The following is a list of some of the top-rated, cellarable, bottle-conditioned beers we have reviewed. All or any of these would be highly recommended for a beer cellar (e.g., a cool cupboard in the basement). Suggested cellaring periods are in brackets, though they are only approximate cellaring times based on personal experiences and in some cases, brewery recommendations. Three gueuzes have been included for the simple reason that these beers have the best cellaring potential in the beer world. Frank Boon of Brouwerij Boon claims a 30-year cellar life for his gueuze beers.
The Bar: Drink Locally, Think Globally
- Brasserie d’Achouffe (Belgium) N’Ice Chouffe (up to 5 years)
- Chimay (Belgium) Grand Reserve Blue (up to 5 years)
- Sinebrychoff (Finland) Porter 1996 Bottling (up to 5 years)
- King & Barnes (England) Millennium Ale (up to 10 years)
- J.W. Lees (England) Harvest Ale 1998 (up to 10 Years)
- Unibroue (Canada) Quelquechose (up to 10 years)
- Young’s (England) Old Nick Barley Wine (up to 10 years)
- Lindemans (Belgium) Gueuze Cuvée René (up to 15 years)
- Frank Boon (Belgium) Gueuze Mariage Parfait (up to 20 years)

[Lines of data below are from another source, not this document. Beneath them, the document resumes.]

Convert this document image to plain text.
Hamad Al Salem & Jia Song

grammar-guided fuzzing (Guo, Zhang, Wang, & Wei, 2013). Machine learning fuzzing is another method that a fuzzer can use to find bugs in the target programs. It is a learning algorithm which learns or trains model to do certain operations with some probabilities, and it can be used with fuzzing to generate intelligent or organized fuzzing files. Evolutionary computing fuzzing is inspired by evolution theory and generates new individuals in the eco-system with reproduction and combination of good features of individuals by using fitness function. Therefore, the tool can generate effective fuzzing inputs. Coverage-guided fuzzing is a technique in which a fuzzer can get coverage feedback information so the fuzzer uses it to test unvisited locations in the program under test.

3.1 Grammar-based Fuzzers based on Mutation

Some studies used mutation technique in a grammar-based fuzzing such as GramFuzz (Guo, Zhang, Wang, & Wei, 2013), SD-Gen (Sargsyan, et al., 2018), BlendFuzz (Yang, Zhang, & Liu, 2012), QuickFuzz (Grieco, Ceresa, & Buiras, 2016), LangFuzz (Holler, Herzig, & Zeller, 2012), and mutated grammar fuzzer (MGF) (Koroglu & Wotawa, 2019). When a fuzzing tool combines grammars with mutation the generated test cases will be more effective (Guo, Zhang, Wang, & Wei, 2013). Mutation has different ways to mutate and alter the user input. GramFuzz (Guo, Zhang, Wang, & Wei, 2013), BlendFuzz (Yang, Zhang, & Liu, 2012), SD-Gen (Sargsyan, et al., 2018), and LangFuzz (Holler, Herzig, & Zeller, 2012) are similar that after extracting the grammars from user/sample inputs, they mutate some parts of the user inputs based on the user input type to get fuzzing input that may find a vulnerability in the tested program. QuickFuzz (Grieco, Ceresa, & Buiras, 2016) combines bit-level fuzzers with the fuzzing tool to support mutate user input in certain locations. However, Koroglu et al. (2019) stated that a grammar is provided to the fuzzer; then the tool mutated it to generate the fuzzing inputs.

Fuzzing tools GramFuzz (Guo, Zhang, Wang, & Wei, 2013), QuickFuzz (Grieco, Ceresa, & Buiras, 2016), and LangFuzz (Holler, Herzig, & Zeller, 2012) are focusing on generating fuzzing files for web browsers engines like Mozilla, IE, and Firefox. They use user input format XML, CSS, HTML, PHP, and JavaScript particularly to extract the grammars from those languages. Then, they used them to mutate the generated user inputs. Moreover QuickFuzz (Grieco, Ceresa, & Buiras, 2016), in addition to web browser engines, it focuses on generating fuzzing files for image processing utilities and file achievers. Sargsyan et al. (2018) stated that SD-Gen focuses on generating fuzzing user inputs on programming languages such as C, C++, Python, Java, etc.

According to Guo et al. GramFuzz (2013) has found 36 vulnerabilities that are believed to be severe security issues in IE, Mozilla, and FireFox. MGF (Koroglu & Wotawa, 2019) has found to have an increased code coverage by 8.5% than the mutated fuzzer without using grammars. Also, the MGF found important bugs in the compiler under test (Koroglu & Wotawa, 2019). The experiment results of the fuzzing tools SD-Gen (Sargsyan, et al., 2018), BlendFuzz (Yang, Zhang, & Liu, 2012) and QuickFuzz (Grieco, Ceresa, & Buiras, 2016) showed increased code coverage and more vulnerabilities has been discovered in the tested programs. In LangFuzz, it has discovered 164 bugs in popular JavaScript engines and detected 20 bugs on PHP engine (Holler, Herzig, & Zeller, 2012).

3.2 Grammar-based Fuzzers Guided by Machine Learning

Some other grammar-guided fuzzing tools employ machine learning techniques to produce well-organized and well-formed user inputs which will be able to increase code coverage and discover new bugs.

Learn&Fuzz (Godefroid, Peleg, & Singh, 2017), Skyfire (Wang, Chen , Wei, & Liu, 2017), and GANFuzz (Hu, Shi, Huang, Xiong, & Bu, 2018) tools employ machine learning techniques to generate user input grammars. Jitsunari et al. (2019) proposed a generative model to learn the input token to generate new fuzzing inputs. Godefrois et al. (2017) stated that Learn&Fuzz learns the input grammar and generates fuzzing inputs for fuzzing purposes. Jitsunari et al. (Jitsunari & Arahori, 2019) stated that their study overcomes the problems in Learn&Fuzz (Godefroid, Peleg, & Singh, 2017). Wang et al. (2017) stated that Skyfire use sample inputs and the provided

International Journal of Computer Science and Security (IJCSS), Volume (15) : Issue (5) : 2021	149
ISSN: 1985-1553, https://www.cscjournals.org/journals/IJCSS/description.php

- Cantillon (Belgium) Gueuze (up to 20 years)
- Eldridge Pope (England) Thomas Hardy’s Ale (up to 20 years)
As a consequence of the craft beer revolution, there is a vast choice of beer from abroad and closer to home. When confronted by a line of tap handles stretching the full length of the bar, do not overlook your local craft brewer. Independent local breweries are the backbone of any serious beer-drinking culture and should not be taken for granted in the competitive commercial environment. Recognize that a beer brewed in smaller quantities with 100% malted barley and high-quality hops will necessarily cost a little extra. Fresh, well-brewed beer that has traveled only a small number of miles will invariably taste better than an equivalent beer that left the brewery a few months ago. Indeed, a draft beer that has traveled a great distance will certainly have been pasteurized, thus is slightly handicapped from the start. The flip side to this is that a pasteurized imported keg of beer will certainly last longer when it is tapped than an unpasteurized, "live," craft beer. The latter needs to be drunk fresh. A conscientious draft bar should keep a few tap handles devoted to local craft brews and ensure that they remain fresh.
If a beer fails to live up to its obligation of being fresh, send it back over the bar-politely of course. Beer condition must always be the primary concern of any good bar. When confronted by a long line of tap handles, your first question to the bartender should be, "What’s fresh?"